Гонец только теперь приблизился к Леонардо и взглянул на картину.
– Да ведь это же… – воскликнул он и выбежал из мастерской.
А через час произошло событие, невиданное доселе на этой узенькой миланской улице, не отличавшейся от других никакими достопримечательностями, разве тем, что один из выстроившихся в ряд, старых, ветхих домиков снимал Амброджо де Предис. Перед этим домиком толпилась блестящая свита правителя герцогства Миланского. Вельможи, оттесняя друг друга, при суетливой толкотне стремянных старались спешиться. Но, всех опередив, в мастерскую ворвался одетый в блестящий золотой брокат синьор Лодовико.

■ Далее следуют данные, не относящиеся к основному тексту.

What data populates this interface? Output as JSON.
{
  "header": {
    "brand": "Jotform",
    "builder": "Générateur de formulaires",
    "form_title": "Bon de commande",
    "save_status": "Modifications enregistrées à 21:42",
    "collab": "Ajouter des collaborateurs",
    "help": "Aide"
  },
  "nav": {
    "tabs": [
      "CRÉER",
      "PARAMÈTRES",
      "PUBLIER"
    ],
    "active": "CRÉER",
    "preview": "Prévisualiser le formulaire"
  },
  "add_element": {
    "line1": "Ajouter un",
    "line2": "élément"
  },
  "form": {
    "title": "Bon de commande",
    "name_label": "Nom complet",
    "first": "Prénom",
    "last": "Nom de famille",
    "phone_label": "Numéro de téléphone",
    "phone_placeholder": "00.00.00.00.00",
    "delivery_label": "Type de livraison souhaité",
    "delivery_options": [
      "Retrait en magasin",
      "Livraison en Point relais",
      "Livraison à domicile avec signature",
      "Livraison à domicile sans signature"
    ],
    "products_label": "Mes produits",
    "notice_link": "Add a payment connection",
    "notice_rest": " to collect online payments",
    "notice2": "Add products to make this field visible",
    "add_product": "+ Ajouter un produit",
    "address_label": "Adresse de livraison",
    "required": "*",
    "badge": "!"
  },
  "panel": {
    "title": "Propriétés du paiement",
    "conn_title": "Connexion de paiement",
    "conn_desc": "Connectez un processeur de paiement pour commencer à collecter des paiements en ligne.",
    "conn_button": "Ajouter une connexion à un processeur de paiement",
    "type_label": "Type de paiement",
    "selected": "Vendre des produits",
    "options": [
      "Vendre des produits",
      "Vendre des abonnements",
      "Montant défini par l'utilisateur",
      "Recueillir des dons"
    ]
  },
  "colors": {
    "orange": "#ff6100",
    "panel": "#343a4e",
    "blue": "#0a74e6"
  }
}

Его высокая фигура, едва не полностью закрыв дверной проем, заслонила собой свет майского солнца.
– Это называется, я обзавелся инженером! – начал он громко и ядовито. – Некий необыкновенный флорентийский маэстро, чуть ли не самым заветным желанием которого было стать моим военным инженером, который вручил мне трактат на шести страницах о пользе строительства каналов, о возможностях сделать судоходной Мартезану, теперь, видите ли, вбил себе в голову, что должен немедленно написать алтарный образ для церкви Сан-Франческо. По какому же это случаю?
Леонардо, улыбнувшись, поклонился. Из рук он еще не выпустил ни кисти, ни палитры.
– А по такому случаю, что на жалованье инженера герцогства, не будь никому в обиду сказано, можно прожить, лишь положив зубы на полку.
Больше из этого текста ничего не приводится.